Sunday, 18 January 2009

Fred (Dibnah)

Book Review Fred by David Hall

Whilst the biography of Fred Dibnah isn't really a waterways book, his fascination with all things industrial revolution makes is a worthwhile read for canal enthusiasts. Furthermore, he was an active canal enthusiast in the Burnley / Manchester area and a great advocate for restoration, so I am allowing his book into the "waterways" section of my library.

Fred feels like a permanent fixture in my life, with vivid imaged of the early series "Fred Dibnah, Steeplejack" an essential part of my adolescence. The book takes a candid look at his life and passions with a particular bias towards his developing role of TV presenter.
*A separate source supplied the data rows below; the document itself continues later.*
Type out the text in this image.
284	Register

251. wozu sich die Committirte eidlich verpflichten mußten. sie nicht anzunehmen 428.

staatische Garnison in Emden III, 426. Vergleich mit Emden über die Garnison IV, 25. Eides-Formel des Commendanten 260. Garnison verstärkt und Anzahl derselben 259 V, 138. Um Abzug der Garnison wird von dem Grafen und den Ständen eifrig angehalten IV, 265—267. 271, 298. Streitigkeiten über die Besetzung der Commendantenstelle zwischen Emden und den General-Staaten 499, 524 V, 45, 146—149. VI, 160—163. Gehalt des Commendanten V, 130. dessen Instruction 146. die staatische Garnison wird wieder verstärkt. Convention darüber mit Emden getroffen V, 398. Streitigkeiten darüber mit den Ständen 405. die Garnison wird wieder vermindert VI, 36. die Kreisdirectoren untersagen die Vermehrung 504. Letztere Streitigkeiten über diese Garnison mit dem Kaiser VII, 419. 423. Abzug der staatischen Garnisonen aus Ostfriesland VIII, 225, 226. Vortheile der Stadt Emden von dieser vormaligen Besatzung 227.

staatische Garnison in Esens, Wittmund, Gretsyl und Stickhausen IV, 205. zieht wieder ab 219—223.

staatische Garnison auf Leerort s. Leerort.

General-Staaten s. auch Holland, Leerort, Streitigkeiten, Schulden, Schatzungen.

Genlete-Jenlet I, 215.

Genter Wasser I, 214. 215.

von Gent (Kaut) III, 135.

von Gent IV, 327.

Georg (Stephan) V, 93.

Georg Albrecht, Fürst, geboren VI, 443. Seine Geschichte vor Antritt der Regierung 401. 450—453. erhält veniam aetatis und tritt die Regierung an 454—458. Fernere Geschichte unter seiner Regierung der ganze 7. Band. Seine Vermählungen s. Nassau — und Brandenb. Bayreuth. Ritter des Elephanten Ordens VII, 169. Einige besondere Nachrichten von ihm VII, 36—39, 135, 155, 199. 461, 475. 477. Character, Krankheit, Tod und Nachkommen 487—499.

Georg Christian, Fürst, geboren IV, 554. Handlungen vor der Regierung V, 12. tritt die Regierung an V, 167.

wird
This bias is understandable as the author, David Hall, was his producer for many years and was therefore particularly well placed to observe this aspect of his persona.

The book tracks his life from an under performing student in Burnley, through his joinery and steeple jacking career and finally into his TV presenting role, whilst all the time following the ever expanding living museum in his back garden and the gradual restoration of his two steam engines, not to mention the replica coal mine!

Fred comes across as a man utterly obsessed with the Victorian era and steam power. So obsessed that his family life and his finances suffered and, just as stability arrived in his later years, his health failed, robbing us of one of England's finest characters.

The book contains many direct quotes and it is impossible not to hear his Burnley accent booming out of the pages. An absorbing read for those this a passion for the industrial revolution.